— Песенки?
— Он так их называет. Да вы послушайте…
Марк останавливается, легким кашлем прочищает горло от сырости зимних туманов, отставляет руку в риторическом жесте и начинает:
— Que’ ch’infinita providenzia ed arte…
Но Доминик не дает ему дочитать:
— Как? Отчего такое варварское наречие в устах столь ученого клирика? Неужто нельзя сказать было на латыни? Qualis infinita providentia et ars — почти то же самое, а насколько благороднее звучит!
— Скажу вам, друзья, что с тех самых пор, как на флорентийском прозвучали бессмертные строки Данте, этот язык приятен музам… угоден Господу не меньше латинского. Но послушайте лучше дальше.
— Ах, как хорошо это сказано! — перебивает его аббат. — Смирение во главу угла. Да, приходится признать, что даже это флорентийское, как ты сказал, наречие способно возвещать божественную красоту. К тому же оно довольно похоже на наше, далматинское. Смирение — во главу. Именно так!
— Да ты не дослушал, отец.
— И о какой из святых эти строки? —удивляется Доминик, — как-то непонятно, ни одного признака. Как можно угадать?
— Ну, — задумывается аббат, — если упомянуто Рождество Спасителя, вероятно, речь идет о Пречистой Деве? Но почему все-таки не латынь, как принято в духовных кантах?

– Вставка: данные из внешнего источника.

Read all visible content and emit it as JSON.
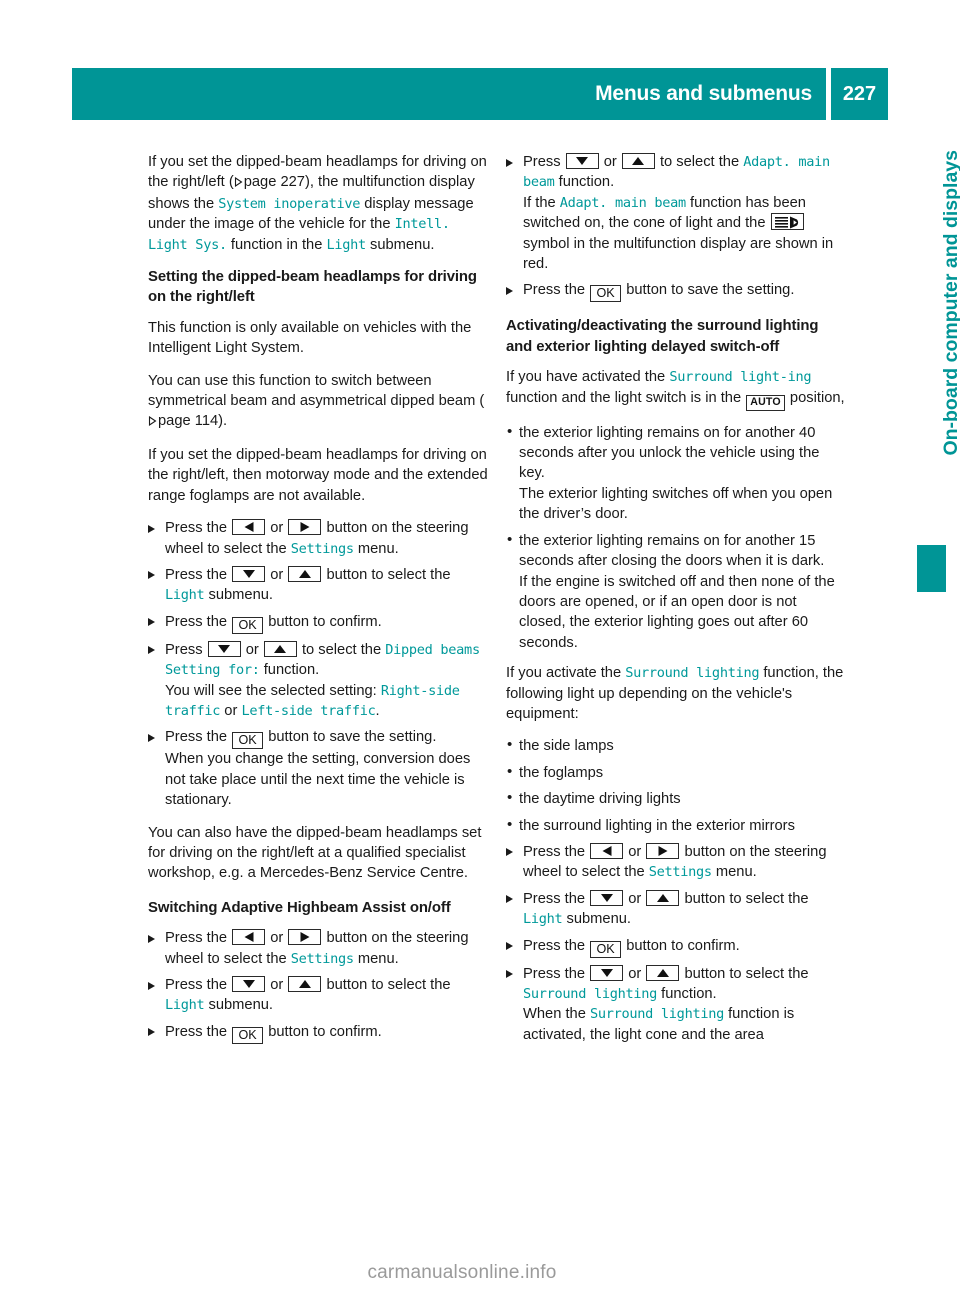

— Потому что эти строки — о земной девушке. Ее имя — Лаура, она ничем не примечательна среди прочих девушек Земли, кроме одного, но очень важного обстоятельства: в нее верно, бережно и нежно влюблен с того самого момента, как он ее увидел, величайший поэт нашего времени. Отец Франциск.
Немая сцена длится долго, даже слишком долго, но ведь бенедиктинцы привыкли к молчанию. Аббат Алоизий не спешит высказать своего возмущения и гнева, он читает про себя розарий[69]. Доминик удивлен не меньше, но он безмерно уважает брата Марка, повидавшего и Его Святейшество, и величайшего, по его словам, поэта, и боится показаться невежественным и неучтивым простолюдином. Если при дворе Его Святейшества принято теперь писать стихи прекрасным дамам, стоит ли рагузанскому капитану на это возражать?
Тем временем там, поодаль, на безопасном расстоянии, тихо беседуют двое рыбаков. Впрочем, и тут нет спокойствия и в помине.
— Видел? Тюлень с Каракатицей как лихо вышагивают. А с ними еще Чужак этот, откуда только взялся… Петух, как еще назвать.
— Петух и есть. Рагузанский, откуда же еще. Крепко Рагуза за чернобрюхих нынче взялась.
Тюленем они называют отца аббата. Очень уж любит он рыбкой полакомиться — как тюлень в заливе, всю выгребет из их сетей, подчистую. А Каракатица — это, конечно, брат Марк, ведь он всегда носит при себе чернильницу. И пишет, пишет, пишет — а что пишет, того не показывает никому.
— Лова, похоже, не ждать сегодня хорошего. А эти-то, эти…
— Пойти, что ли, посмотреть, чо там они, как?
— Пошли. Незаметно, кустами схоронясь.
— Ну.
Рыбакам только и ждать от этой беседы новой беды — или поборов новых, невиданных, или, неровен час, расследователь нагрянет насчет ересей. Не зря же он богумилами пугал. А что, богумилы люди хорошие, тихие, все говорят. Богу по-своему молятся, без попов, здорово придумано. Против церкви, конечно, не попрешь, но больно уж те попы прожорливы, не прокормишь их… С богумилами проще. Только крепко за них нынче взялись, за богумилов. И не сыщешь, кто они, где они, какие там у них посты да праздники и как по-ихнему молиться надо. Мы уж так, как привыкли, ладно.
А «те попы», и капитан Доминик с ними, словно забыли обо всем и жарко спорят под зимней стылой моросью. Аббат негодует. Нет ничего нового во фривольных песенках, какие развратные мальчишки ясными весенними ночами поют глупым девчонкам. Но приплетать сюда Спасителя? Все это слишком похоже на те новомодные иконы, которые щеголи привозят с другой стороны Адриатики: человеческие, слишком человеческие выражения лиц, вольные позы. Любуясь такой иконой, поневоле проникаешься самой обычной похотью, а не благоговейным трепетом перед подвигом святых и непорочных дев.